Alabama 4th District
The Appalachian Mountains’ corduroy ridges, dividing the Atlantic coast from the interior, are America’s coal-and-steel industrial spine, from the black coal country of western Pennsylvania to the red hill country of northern Alabama. Here rose America’s two premier steel cities, Pittsburgh and Birmingham. Around both, and for many miles in between them, is countryside settled by feisty Scots-Irish farmers in the years between the Revolution and the Civil War. In valley land accessible to railroads, great steel factories were built in the 80 years after the Civil War, along with smaller factories that produced underwear and tires, glass and chemicals, socks and butchered chickens. Northern Alabama was solidly Democratic through the 1950s. It was populist on economics, conservative on cultural issues. Since then, the region has moved toward the Republicans, even though it has benefited from massive federal public works programs.

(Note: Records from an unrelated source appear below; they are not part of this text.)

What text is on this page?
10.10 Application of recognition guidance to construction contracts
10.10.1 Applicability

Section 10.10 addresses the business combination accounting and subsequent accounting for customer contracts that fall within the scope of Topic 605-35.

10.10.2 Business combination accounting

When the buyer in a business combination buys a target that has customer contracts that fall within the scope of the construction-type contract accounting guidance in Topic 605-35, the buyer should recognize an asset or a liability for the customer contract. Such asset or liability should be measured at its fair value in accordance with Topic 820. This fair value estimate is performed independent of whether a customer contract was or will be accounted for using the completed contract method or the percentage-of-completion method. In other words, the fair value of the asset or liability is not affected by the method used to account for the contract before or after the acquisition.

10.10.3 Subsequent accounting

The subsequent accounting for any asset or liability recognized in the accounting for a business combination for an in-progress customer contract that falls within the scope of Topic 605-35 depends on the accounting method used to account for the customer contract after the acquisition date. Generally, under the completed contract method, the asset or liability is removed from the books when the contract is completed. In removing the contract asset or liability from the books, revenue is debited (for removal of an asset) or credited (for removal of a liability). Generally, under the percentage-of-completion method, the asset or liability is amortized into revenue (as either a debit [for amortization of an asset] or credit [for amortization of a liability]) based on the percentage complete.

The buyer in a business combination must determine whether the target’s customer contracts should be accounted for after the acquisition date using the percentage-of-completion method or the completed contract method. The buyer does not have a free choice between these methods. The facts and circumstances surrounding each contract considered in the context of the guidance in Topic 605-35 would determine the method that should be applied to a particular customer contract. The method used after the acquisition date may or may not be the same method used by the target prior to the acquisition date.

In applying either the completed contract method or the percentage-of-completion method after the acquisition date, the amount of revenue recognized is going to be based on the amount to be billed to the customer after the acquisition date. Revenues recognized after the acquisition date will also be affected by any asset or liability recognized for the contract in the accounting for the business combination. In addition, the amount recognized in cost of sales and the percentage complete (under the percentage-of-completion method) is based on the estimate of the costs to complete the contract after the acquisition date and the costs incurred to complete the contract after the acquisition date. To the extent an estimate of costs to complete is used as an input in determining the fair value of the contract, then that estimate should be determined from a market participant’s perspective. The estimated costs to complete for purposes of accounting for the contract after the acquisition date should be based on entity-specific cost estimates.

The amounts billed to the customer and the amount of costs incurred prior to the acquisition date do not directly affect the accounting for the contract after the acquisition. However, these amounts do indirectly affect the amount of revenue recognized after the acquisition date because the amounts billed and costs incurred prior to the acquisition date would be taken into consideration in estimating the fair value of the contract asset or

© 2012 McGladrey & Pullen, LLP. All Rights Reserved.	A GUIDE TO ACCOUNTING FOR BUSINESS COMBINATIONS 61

The movement is most pronounced in counties close to Birmingham and along the interstates.
2008 Presidential Vote
|Cook Partisan Voting Index|
Alabama’s 4th Congressional District is a collection of small towns—Cullman, Jasper, Russellville, Fort Payne, and Albertville. The last is the home of a military helicopter plant and other aerospace facilities. Gritty Gadsden (pop. 37,000) is the biggest city, with a large Goodyear tire plant built in 1929. Sandwiched between Huntsville to the north and Birmingham to the south, the 4th District crosses the state and the Appalachian ridges, from the Georgia state line to the Mississippi state line. Decades of coal mining scarred 150 square miles of landscape, about one-fourth of which has been reclaimed. This is Alabama’s premier Scots-Irish district, with the lowest African-American percentage of the state’s seven congressional districts. Though family income is low and poverty above national averages, high marriage rates give some social stability. There are few vestiges of its Democratic heritage. George Bush won here with 71% in 2004. John McCain won many of these counties with over 70% of the vote in 2008.